CONCLUSIONS AND RECOMMENDED POLICY ACTION

Our survey has shown that non-medical switching is a prevalent and growing practice in Connecticut. It can put patients who have complex, chronic, or rare diseases at severe risk. Multiple switches can either force patients onto less effective medications for them or eliminate treatment options for patients in a disease state that has a limited bank of therapies. Health insurance companies’ utilization management techniques, such as reductions in drug coverage, result in treatment gaps and cessation of effective therapy, which often takes years to find. As a result of associated increases in side effects and adverse reactions that can lead to hospitalization, more doctors’ appointments, emergency room visits, and so on, nonmedical switching can actually increase overall utilization costs.

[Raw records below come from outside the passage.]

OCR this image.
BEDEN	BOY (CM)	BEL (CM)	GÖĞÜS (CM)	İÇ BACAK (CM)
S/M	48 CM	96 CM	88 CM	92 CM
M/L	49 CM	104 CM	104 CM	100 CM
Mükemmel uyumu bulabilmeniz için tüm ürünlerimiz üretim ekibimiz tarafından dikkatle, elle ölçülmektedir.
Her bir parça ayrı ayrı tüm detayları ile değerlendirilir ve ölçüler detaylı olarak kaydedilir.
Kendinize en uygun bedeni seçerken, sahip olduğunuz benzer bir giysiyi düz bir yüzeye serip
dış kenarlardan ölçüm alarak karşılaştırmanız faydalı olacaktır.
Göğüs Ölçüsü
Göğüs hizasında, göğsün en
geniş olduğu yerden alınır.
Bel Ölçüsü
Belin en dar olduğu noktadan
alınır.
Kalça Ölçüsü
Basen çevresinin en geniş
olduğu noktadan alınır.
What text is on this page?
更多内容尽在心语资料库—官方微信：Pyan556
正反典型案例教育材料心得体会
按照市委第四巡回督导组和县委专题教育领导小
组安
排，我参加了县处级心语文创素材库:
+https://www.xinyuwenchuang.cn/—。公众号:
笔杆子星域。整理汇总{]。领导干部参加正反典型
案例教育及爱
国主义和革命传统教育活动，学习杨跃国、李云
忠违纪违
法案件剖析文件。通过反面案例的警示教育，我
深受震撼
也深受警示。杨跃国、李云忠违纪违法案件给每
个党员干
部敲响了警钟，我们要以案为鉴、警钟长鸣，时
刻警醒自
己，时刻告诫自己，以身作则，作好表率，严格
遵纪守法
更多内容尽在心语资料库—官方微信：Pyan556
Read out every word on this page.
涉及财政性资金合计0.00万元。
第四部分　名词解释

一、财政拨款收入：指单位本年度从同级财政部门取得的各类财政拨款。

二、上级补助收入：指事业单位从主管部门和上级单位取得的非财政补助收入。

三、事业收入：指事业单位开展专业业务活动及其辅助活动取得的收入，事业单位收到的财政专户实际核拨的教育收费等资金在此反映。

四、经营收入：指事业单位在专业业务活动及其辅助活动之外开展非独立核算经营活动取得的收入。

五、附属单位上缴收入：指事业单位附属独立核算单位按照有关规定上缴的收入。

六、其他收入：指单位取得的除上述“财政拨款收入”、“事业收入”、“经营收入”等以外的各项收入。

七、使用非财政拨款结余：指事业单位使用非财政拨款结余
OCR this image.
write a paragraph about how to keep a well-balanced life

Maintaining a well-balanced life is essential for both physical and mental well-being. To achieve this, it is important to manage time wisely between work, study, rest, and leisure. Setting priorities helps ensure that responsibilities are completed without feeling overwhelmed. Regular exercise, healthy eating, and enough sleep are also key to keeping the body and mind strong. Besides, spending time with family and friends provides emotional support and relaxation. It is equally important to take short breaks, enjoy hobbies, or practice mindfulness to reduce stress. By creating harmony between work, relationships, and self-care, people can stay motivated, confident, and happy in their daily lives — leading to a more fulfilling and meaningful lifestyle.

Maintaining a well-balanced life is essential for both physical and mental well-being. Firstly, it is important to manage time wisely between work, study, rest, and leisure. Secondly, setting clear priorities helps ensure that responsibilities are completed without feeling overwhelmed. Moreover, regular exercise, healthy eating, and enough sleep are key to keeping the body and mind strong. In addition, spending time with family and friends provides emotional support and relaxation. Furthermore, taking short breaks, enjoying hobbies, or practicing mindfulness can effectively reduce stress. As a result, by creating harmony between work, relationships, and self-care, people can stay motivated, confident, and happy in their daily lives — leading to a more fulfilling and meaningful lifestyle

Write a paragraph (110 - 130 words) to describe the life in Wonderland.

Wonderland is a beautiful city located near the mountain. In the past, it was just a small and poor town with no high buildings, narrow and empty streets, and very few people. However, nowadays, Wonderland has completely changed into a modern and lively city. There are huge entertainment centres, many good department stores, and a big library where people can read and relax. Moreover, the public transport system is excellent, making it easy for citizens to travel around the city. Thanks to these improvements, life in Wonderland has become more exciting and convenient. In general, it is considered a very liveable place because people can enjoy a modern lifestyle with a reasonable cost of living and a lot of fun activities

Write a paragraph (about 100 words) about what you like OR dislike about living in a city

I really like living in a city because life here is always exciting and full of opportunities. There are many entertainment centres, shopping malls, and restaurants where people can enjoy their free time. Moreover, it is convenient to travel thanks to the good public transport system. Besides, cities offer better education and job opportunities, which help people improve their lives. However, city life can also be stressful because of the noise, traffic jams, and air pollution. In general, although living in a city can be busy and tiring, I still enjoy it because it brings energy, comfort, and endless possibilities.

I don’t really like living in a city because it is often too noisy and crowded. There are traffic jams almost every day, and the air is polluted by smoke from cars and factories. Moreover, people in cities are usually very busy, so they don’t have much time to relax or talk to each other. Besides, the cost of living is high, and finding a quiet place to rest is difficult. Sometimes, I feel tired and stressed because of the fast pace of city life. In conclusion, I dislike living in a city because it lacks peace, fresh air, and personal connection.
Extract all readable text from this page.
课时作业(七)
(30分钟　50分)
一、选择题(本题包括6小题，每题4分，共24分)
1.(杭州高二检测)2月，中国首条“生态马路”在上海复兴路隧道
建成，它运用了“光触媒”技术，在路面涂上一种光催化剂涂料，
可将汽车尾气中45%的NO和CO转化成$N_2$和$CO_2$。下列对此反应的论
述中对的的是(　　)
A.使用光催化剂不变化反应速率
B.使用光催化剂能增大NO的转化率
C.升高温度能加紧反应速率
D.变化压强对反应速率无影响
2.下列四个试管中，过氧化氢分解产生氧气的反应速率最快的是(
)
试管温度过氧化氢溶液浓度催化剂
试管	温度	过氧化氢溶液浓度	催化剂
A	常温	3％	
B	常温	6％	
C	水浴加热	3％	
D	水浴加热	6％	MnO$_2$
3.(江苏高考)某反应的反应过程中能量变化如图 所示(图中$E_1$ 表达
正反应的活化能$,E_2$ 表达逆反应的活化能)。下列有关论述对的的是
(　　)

Currently, there are no state protections for patients in Connecticut from mid-year and year-to-year formulary coverage changes. Connecticut needs legislation to ensure that insurers honor their contracts with patients and prioritize the value of treatment stability; protecting the health of patients. Legislation should consist of patient protections that guarantee that at an absolute minimum, outside of open enrollment periods, a health insurance entity providing commercial health insurance coverage for prescription drugs shall not:

  • (a) Remove any covered prescription drug from its list of covered drugs during the health plan year unless the United States Food and Drug Administration (FDA) has issued a statement about the drug that calls into question the clinical safety of the drug, or the manufacturer of the drug has notified the FDA of any manufacturing discontinuance or potential discontinuance as required by s.506C of the Federal Food Drug and Cosmetic Act, 21 U.S.C. s 356c;
  • (b) Reclassify a drug to a more restrictive drug tier or move a drug to a higher cost-sharing tier during the health plan year unless a generic equivalent product becomes available; or
  • (c) Reduce the maximum coverage of prescription drug benefits.